F. D. Dans la grande palette des Mard, on ignore trop souvent ce que les experts judiciaires peuvent apporter. Intervenant dans un cadre contractuel, leur appréciation technique fluidifie le débat, contrairement à ce qu’il se passe devant un juge non spécialisé. Les parties peuvent, avec la contribution d’un expert, débattre de manière éclairée, en évitant la publicité attachée à une procédure judiciaire. En risques industriels, on s’aperçoit que les compagnies d’assurance sont de moins en moins réticentes à la médiation. C’est moins cher et plus rapide que le procès classique après une expertise judiciaire. Le coût et la durée des expertises judiciaires se sont envolés en matière de risques industriels.

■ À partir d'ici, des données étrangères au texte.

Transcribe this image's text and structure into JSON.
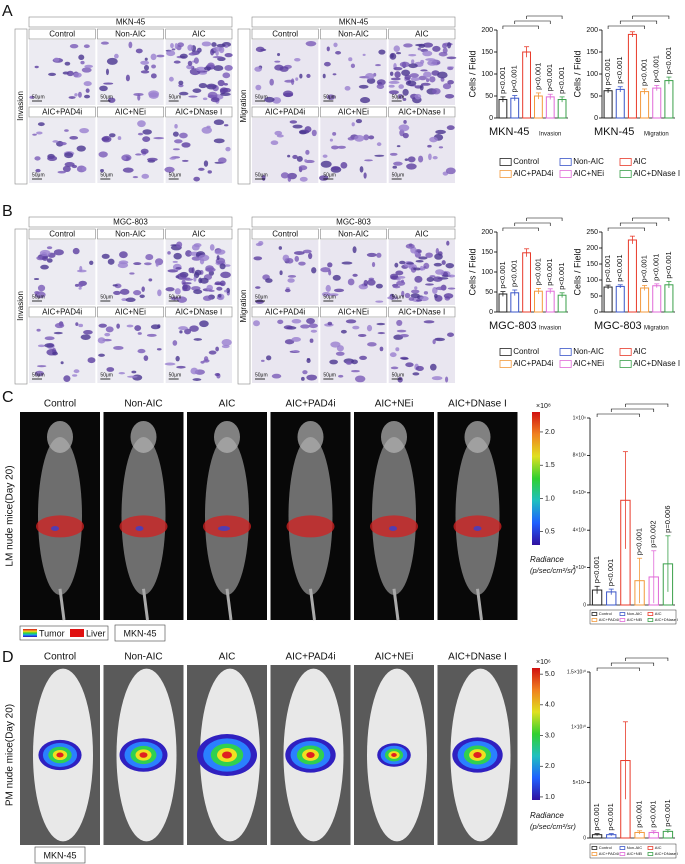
{
  "labels": {
    "groups": [
      "Control",
      "Non-AIC",
      "AIC",
      "AIC+PAD4i",
      "AIC+NEi",
      "AIC+DNase I"
    ],
    "assays": [
      "Invasion",
      "Migration"
    ],
    "scale_bar": "50μm",
    "radiance": "Radiance",
    "radiance_unit": "(p/sec/cm²/sr)"
  },
  "panels": [
    {
      "letter": "A",
      "cell_line": "MKN-45"
    },
    {
      "letter": "B",
      "cell_line": "MGC-803"
    },
    {
      "letter": "C",
      "model": "LM nude mice(Day 20)",
      "cell_line": "MKN-45",
      "tumor": "Tumor",
      "liver": "Liver",
      "colorbar": {
        "scale": "×10⁸",
        "lim": [
          0.3,
          2.3
        ],
        "ticks": [
          0.5,
          {
            "value": 1,
            "label": "1.0"
          },
          1.5,
          {
            "value": 2,
            "label": "2.0"
          }
        ]
      }
    },
    {
      "letter": "D",
      "model": "PM nude mice(Day 20)",
      "cell_line": "MKN-45",
      "colorbar": {
        "scale": "×10⁶",
        "lim": [
          0.9,
          5.2
        ],
        "ticks": [
          {
            "value": 1,
            "label": "1.0"
          },
          {
            "value": 2,
            "label": "2.0"
          },
          {
            "value": 3,
            "label": "3.0"
          },
          {
            "value": 4,
            "label": "4.0"
          },
          {
            "value": 5,
            "label": "5.0"
          }
        ]
      }
    }
  ],
  "chart_data": [
    {
      "type": "bar",
      "ylabel": "Cells / Field",
      "xlabel": "MKN-45",
      "subtitle": "Invasion",
      "categories": [
        "Control",
        "Non-AIC",
        "AIC",
        "AIC+PAD4i",
        "AIC+NEi",
        "AIC+DNase I"
      ],
      "colors": [
        "#222222",
        "#3a55c8",
        "#e83a2a",
        "#f39a3c",
        "#e06ad8",
        "#3aa04a"
      ],
      "values": [
        42,
        45,
        150,
        50,
        48,
        42
      ],
      "errors": [
        6,
        6,
        12,
        7,
        6,
        6
      ],
      "p_labels": [
        "p<0.001",
        "p<0.001",
        null,
        "p<0.001",
        "p<0.001",
        "p<0.001"
      ],
      "ylim": [
        0,
        200
      ],
      "yticks": [
        0,
        50,
        100,
        150,
        200
      ]
    },
    {
      "type": "bar",
      "ylabel": "Cells / Field",
      "xlabel": "MKN-45",
      "subtitle": "Migration",
      "categories": [
        "Control",
        "Non-AIC",
        "AIC",
        "AIC+PAD4i",
        "AIC+NEi",
        "AIC+DNase I"
      ],
      "colors": [
        "#222222",
        "#3a55c8",
        "#e83a2a",
        "#f39a3c",
        "#e06ad8",
        "#3aa04a"
      ],
      "values": [
        62,
        65,
        190,
        60,
        68,
        85
      ],
      "errors": [
        5,
        6,
        6,
        6,
        6,
        8
      ],
      "p_labels": [
        "p<0.001",
        "p<0.001",
        null,
        "p<0.001",
        "p<0.001",
        "p<0.001"
      ],
      "ylim": [
        0,
        200
      ],
      "yticks": [
        0,
        50,
        100,
        150,
        200
      ]
    },
    {
      "type": "bar",
      "ylabel": "Cells / Field",
      "xlabel": "MGC-803",
      "subtitle": "Invasion",
      "categories": [
        "Control",
        "Non-AIC",
        "AIC",
        "AIC+PAD4i",
        "AIC+NEi",
        "AIC+DNase I"
      ],
      "colors": [
        "#222222",
        "#3a55c8",
        "#e83a2a",
        "#f39a3c",
        "#e06ad8",
        "#3aa04a"
      ],
      "values": [
        45,
        48,
        148,
        52,
        52,
        42
      ],
      "errors": [
        6,
        7,
        10,
        7,
        6,
        6
      ],
      "p_labels": [
        "p<0.001",
        "p<0.001",
        null,
        "p<0.001",
        "p<0.001",
        "p<0.001"
      ],
      "ylim": [
        0,
        200
      ],
      "yticks": [
        0,
        50,
        100,
        150,
        200
      ]
    },
    {
      "type": "bar",
      "ylabel": "Cells / Field",
      "xlabel": "MGC-803",
      "subtitle": "Migration",
      "categories": [
        "Control",
        "Non-AIC",
        "AIC",
        "AIC+PAD4i",
        "AIC+NEi",
        "AIC+DNase I"
      ],
      "colors": [
        "#222222",
        "#3a55c8",
        "#e83a2a",
        "#f39a3c",
        "#e06ad8",
        "#3aa04a"
      ],
      "values": [
        78,
        80,
        225,
        75,
        82,
        85
      ],
      "errors": [
        6,
        5,
        12,
        8,
        6,
        10
      ],
      "p_labels": [
        "p<0.001",
        "p<0.001",
        null,
        "p<0.001",
        "p<0.001",
        "p<0.001"
      ],
      "ylim": [
        0,
        250
      ],
      "yticks": [
        0,
        50,
        100,
        150,
        200,
        250
      ]
    },
    {
      "type": "bar",
      "categories": [
        "Control",
        "Non-AIC",
        "AIC",
        "AIC+PAD4i",
        "AIC+NEi",
        "AIC+DNase I"
      ],
      "colors": [
        "#222222",
        "#3a55c8",
        "#e83a2a",
        "#f39a3c",
        "#e06ad8",
        "#3aa04a"
      ],
      "values": [
        80000000,
        70000000,
        560000000,
        130000000,
        150000000,
        220000000
      ],
      "errors": [
        20000000,
        15000000,
        260000000,
        120000000,
        140000000,
        150000000
      ],
      "p_labels": [
        "p<0.001",
        "p<0.001",
        null,
        "p<0.001",
        "p=0.002",
        "p=0.006"
      ],
      "ylim": [
        0,
        1000000000
      ],
      "yticks": [
        0,
        {
          "value": 200000000,
          "label": "2×10⁸"
        },
        {
          "value": 400000000,
          "label": "4×10⁸"
        },
        {
          "value": 600000000,
          "label": "6×10⁸"
        },
        {
          "value": 800000000,
          "label": "8×10⁸"
        },
        {
          "value": 1000000000,
          "label": "1×10⁹"
        }
      ]
    },
    {
      "type": "bar",
      "categories": [
        "Control",
        "Non-AIC",
        "AIC",
        "AIC+PAD4i",
        "AIC+NEi",
        "AIC+DNase I"
      ],
      "colors": [
        "#222222",
        "#3a55c8",
        "#e83a2a",
        "#f39a3c",
        "#e06ad8",
        "#3aa04a"
      ],
      "values": [
        300000000,
        300000000,
        7000000000,
        500000000,
        500000000,
        600000000
      ],
      "errors": [
        100000000,
        100000000,
        3500000000,
        150000000,
        150000000,
        150000000
      ],
      "p_labels": [
        "p<0.001",
        "p<0.001",
        null,
        "p<0.001",
        "p<0.001",
        "p<0.001"
      ],
      "ylim": [
        0,
        15000000000
      ],
      "yticks": [
        0,
        {
          "value": 5000000000,
          "label": "5×10⁹"
        },
        {
          "value": 10000000000,
          "label": "1×10¹⁰"
        },
        {
          "value": 15000000000,
          "label": "1.5×10¹⁰"
        }
      ]
    }
  ]
}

S. W. La prise de décision en matière contentieuse doit désormais prendre en compte les modes alternatifs de résolution du litige, ce qui nécessite donc une appréciation des risques beaucoup plus fine et en amont. Juges et législateurs poussent également à la recherche d’une solution amiable. Depuis 2003, les juges s’autorisent à opposer une fin de non-recevoir pour non-respect de certaines clauses dites d’escalade. La jurisprudence s’est assouplie dans des arrêts récents de la Cour de cassation, des cours d’appel de Paris et de Rennes. Avant eux, la clause d’escalade devait être très précise, explicite quant à l’intention des parties d’en faire une étape préalable obligatoire, et prévoir le modus operandi de résolution du litige. Les juges ont assoupli leur approche sur ces conditions, notamment sur la troisième. Ces clauses peuvent être par ailleurs cachées dans les conditions générales ou autres documents, ce qui renforce l’exigence d’une analyse précise du périmètre contractuel et, plus généralement, de l’approche d’un différend.

Un sujet à suivre ?

S. W. Les normes RSE et extra-financières et le devoir de vigilance sont un sujet récurrent qui génère une grande production
doctrinale et déjà une grande activité de conseil. Quant à leur judiciarisation, on attend encore les premières décisions signifi-
catives, notamment sur le thème de la responsabilité des « décideurs ». Toutefois, le sujet gagne déjà l’attention des juges : récemment, la charte éthique d’un industriel français que je défendais dans un contentieux de résiliation d’un contrat de distribution à l’étranger s’est retrouvée au cœur des débats.